Melbourne fell behind as the sun set. On the shady side of the ferry the Mornington Peninsular appeared and I could smell dust on the wind.
Caroline visited the $10 salad bar and took so little the check-out guy only charged her a dollar. Perhaps inspired by such generosity she offered me some chicken.
Port Phillip Bay is enormous, and it was hours before we - travelling at 23 or 25 knots - started feeling the deep roll of Bass Strait.

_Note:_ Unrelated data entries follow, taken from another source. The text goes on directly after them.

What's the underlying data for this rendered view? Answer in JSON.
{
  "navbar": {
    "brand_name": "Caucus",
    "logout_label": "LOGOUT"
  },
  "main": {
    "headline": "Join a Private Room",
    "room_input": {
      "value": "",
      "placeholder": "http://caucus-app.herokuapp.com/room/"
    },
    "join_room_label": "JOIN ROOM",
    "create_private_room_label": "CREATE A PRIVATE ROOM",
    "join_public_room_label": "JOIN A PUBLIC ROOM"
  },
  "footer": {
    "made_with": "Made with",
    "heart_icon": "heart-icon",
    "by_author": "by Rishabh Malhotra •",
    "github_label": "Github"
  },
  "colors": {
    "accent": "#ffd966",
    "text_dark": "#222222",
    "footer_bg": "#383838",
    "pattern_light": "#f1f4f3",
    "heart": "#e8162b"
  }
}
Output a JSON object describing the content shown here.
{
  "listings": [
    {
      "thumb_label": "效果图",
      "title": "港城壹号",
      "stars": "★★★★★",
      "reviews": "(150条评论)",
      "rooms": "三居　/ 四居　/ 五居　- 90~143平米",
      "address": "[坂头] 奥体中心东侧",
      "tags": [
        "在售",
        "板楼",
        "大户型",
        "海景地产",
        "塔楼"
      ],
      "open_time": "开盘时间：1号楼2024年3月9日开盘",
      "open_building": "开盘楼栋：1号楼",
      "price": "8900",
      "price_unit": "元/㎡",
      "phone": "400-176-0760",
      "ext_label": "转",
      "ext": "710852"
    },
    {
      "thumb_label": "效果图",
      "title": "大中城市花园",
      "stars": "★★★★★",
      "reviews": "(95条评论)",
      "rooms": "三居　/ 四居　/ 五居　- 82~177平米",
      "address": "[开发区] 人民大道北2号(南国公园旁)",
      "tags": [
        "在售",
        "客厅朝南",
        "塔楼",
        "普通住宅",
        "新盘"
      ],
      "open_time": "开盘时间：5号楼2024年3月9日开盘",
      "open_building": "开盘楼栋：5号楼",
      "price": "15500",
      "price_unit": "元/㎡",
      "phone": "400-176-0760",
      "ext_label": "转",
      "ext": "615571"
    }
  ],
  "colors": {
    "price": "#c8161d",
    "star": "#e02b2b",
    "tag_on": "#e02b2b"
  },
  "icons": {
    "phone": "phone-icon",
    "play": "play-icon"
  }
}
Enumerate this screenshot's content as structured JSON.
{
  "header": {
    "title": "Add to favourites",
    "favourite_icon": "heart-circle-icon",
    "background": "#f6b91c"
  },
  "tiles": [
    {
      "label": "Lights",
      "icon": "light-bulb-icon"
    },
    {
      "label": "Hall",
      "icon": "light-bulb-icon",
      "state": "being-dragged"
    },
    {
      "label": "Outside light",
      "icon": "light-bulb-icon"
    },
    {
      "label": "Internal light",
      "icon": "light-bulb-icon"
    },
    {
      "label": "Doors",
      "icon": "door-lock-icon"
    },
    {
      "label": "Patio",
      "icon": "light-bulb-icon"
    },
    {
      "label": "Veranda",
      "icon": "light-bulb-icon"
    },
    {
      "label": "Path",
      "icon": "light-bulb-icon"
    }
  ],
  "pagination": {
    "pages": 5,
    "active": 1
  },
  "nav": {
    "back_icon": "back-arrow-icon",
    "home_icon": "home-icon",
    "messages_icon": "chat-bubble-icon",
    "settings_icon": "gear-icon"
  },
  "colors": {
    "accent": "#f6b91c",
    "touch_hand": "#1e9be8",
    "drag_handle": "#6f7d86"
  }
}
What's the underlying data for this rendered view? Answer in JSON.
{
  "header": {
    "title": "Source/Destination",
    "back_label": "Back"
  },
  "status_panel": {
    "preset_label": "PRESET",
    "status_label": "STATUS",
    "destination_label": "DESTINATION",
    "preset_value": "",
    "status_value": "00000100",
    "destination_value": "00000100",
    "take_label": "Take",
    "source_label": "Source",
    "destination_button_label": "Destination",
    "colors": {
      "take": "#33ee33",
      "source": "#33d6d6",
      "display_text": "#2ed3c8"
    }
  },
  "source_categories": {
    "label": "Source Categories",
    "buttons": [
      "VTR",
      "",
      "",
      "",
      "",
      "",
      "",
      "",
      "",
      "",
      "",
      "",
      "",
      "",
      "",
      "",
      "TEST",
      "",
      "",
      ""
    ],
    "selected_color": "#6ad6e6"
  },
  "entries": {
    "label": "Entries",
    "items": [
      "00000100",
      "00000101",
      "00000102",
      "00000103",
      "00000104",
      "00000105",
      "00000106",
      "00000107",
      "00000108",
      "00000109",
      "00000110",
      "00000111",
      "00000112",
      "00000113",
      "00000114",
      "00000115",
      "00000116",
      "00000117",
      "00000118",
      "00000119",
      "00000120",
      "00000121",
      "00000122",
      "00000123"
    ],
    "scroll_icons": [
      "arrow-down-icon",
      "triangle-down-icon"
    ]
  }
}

Interrupted by occasion bursts of snoring from one of my two companions I drifted off and awoke with a start when the lights turned on and the public address system announced it was quarter-to-six and we'd start disembarking at six thirty.
Devonport looked colder than it was. It had rained during the night and the decks outside were wide puddles. The occasional calling seagull added to the atmosphere.
I met the Aunt and we blundered our way down to the car; drove off the boat to the quarantine station where they found the four lemons we'd completely forgotten were in the esky. I think they were underneath the anti-tank rifle ammunition. Bear in mind that we'd spoken at length about how we'd done the right thing with the fruit AND had joked about how defficient the Melbourne quarantine was to not even look in the esky, we felt like right fools. Luckily I am too handsome and charming to fine, so wasn't $129 down.

4 comments:

Reinhard said...

Ooooh. Is there more?

harry said...

Yes, fans, there are another fifteen or so.

I will update every two days.

Zoe said...

I cannae believe you didn't call this "My Giddy Aunt"

Surely you can work that in somewhere.

anti ob said...

Agreed. For old time's sake, if nothing else.

Though that said, "giddy" isn't actually the impression I'm getting here; I like her already!